On 07/29/2015 09:35 PM, Andres Freund wrote:
> On 2015-07-29 20:23:24 +0300, Heikki Linnakangas wrote:
>> Backend A has called LWLockWaitForVar(X) on a lock, and is now waiting on
>> it. The lock holder releases the lock, and wakes up A. But before A wakes up
>> and sees that the lock is free, another backend acquires the lock again. It
>> runs LWLockAcquireWithVar to the point just before setting the variable's
>> value. Now A wakes up, sees that the lock is still (or again) held, and that
>> the variable's value still matches the old one, and goes back to sleep. The
>> new lock holder won't wake it up until it updates the value again, or to
>> releases the lock.
>
> I'm not sure whether this observation is about my patch or the general
> lwlock variable mechanism. In my opinion that behaviour exists today
> both in 9.4 and 9.5.
In 9.4, LWLockAcquire holds the spinlock when it marks the lock as held,
until it has updated the variable. And LWLockWaitForVar() holds the
spinlock when it checks that the lock is held and that the variable's
value matches. So it cannot happen on 9.4.

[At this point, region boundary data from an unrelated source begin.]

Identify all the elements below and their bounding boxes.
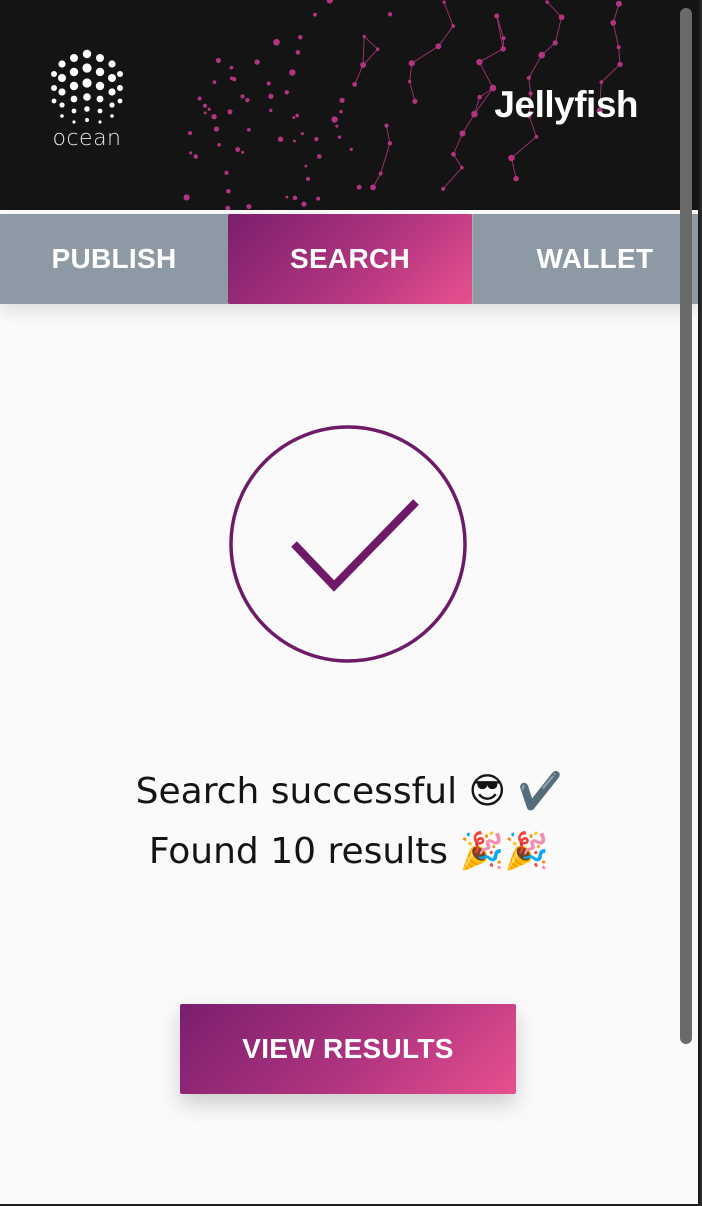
view-results-button[interactable]: VIEW RESULTS [180, 1004, 516, 1094]
tab-search[interactable]: SEARCH [228, 214, 472, 304]
checkmark-circle-icon [229, 425, 467, 663]
status-line-2: Found 10 results 🎉🎉 [0, 830, 698, 872]
app-title: Jellyfish [494, 84, 638, 125]
logo-text: ocean [52, 126, 122, 151]
app-window: ocean Jellyfish PUBLISH SEARCH WALLET Se… [0, 0, 700, 1206]
tab-bar: PUBLISH SEARCH WALLET [0, 214, 698, 304]
app-header: ocean Jellyfish [0, 0, 698, 210]
tab-publish[interactable]: PUBLISH [0, 214, 229, 304]
sunglasses-check-emoji: 😎 ✔️ [468, 771, 563, 812]
scrollbar-thumb[interactable] [680, 8, 692, 1044]
party-popper-emoji: 🎉🎉 [459, 831, 550, 872]
ocean-logo: ocean [44, 46, 130, 156]
success-checkmark [228, 424, 468, 664]
status-line-1: Search successful 😎 ✔️ [0, 770, 698, 812]
results-count-text: Found 10 results [148, 831, 449, 872]
ocean-logo-icon [51, 49, 123, 124]
status-text: Search successful [135, 771, 458, 812]
tab-wallet[interactable]: WALLET [472, 214, 698, 304]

To reiterate, with 9.5, it's possible that a backend is sleeping in
LWLockWaitForVar(oldvar=123), even though the lock is currently held by
another backend with value 124. That seems wrong, or surprising at the
very least.
> But I think that's fine because that "race" seems pretty
> fundamental. After all, you could have called LWLockWaitForVar() just
> after the second locker had set the variable to the same value.
I'm not talking about setting it to the same value. I'm talking about
setting it to a different value. (I talked about setting it to the same
value later in the email, and I agree that's a pretty fundamental
problem and exists with 9.4 as well).
- Heikki